A: Adults are a pain for children's writers! It spoils the story if Harry Potter must ask a grown up's permission every time he goes on an adventure (No Harry, you can't fight Snape. It's after curfew and you have to go tidy your room...).

This is why so many kid's book heroes are usually orphans, or are in an environment like a boarding school where their parents can't boss them around.

But after writing the CHERUB books where the agents are all orphaned kids, I did think it would be more interesting to write a story where the parents are involved most of the time.

Q: You show us some more realistic families, including Jay's large family, and Summer with just her Nan. Do you feel that we see enough representatives of 'real life' in YA books?

A: I always think it's a shame that kids' books divide into escapist fantasies and the kind of gritty issue books about teen pregnancy or gang violence.

Blending family life into a fun story is one of the things about Rock War I am most proud of.

Q: Do you have a favourite character in the series?

A: Summer. I just liked her as soon as I started writing her!

Q: If you could go to any one of the events you describe in the series, which one would you want to be at?

A: I have a fantasy about standing on stage at a stadium, and banging a drum or plucking a guitar, and hearing it amplified through all the massive speaker stacks!

Q: Do any of the Rock War books stand out as a favourite?

A: I planned the Rock War quartet as a single story.

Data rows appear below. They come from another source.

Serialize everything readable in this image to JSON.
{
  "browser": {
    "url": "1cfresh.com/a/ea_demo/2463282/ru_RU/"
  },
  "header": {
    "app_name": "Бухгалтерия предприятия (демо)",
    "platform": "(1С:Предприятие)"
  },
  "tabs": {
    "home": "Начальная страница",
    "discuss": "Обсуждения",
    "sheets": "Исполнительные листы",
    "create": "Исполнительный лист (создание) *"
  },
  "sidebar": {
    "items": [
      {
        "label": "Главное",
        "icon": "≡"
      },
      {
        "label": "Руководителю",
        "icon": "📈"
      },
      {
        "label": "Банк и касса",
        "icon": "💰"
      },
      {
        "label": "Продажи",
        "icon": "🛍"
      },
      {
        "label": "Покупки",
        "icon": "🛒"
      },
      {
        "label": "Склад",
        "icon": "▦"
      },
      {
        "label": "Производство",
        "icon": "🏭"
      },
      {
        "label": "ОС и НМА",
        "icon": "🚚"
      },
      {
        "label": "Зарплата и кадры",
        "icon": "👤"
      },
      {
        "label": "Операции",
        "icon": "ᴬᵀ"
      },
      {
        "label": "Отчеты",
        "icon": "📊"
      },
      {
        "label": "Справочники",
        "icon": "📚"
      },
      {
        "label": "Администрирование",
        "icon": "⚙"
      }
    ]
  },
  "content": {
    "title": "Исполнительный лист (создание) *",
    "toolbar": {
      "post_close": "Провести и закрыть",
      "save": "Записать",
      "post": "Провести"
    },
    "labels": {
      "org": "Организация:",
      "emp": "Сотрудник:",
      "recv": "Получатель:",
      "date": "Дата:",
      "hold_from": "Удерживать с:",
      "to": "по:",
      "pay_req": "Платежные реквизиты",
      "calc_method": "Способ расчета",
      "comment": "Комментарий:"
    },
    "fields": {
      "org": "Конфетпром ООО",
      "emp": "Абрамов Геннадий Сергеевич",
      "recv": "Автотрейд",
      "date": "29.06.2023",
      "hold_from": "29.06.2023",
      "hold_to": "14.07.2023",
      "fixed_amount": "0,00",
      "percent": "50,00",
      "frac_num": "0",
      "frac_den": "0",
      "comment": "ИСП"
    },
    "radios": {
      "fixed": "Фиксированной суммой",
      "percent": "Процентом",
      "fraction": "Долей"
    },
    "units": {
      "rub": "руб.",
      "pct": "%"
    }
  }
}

In my mind, I see it as this epic 1,200 page book, so I don't really see them as separate books.

I do like the idea that there's a 'Muchamore universe', and all my books link together. So there are cameos from CHERUB characters in Rock War. And in the book I'm writing at the moment, I needed a sponsor for a drone race, and I decide to use Rage Cola from Rock War!

Q: What are you planning to write now that the Rock War series has ended?

A: I really enjoy writing, so I think I'll probably be writing something for as long as I'm capable!

After writing 28 series books over 13 years, I decided it would be interesting to do a standalone book.

Killer T is a thriller, set in the very near future when people are starting to use cheap gene editing technology to alter their bodies.

It will be out in September 2018, and I'm currently working on another stand alone book for 2019.

Q: Is there one place where you feel most comfortable when you're writing?

A: I always write at my desk in my office, though I have a dodgy back so sometimes I end up lying down with my laptop!

Q: What book and film would you recommend to our YA members?

A: It's so hard recommending stuff to people you don't know!

I recently re-read Junk by Melvyn Burgess, and I think it's still probably the best YA book ever.

I tend to prefer indie type films to ones with superheroes whizzing around. I also love heist movies, making Logan Lucky the best thing I've seen at the cinema this year!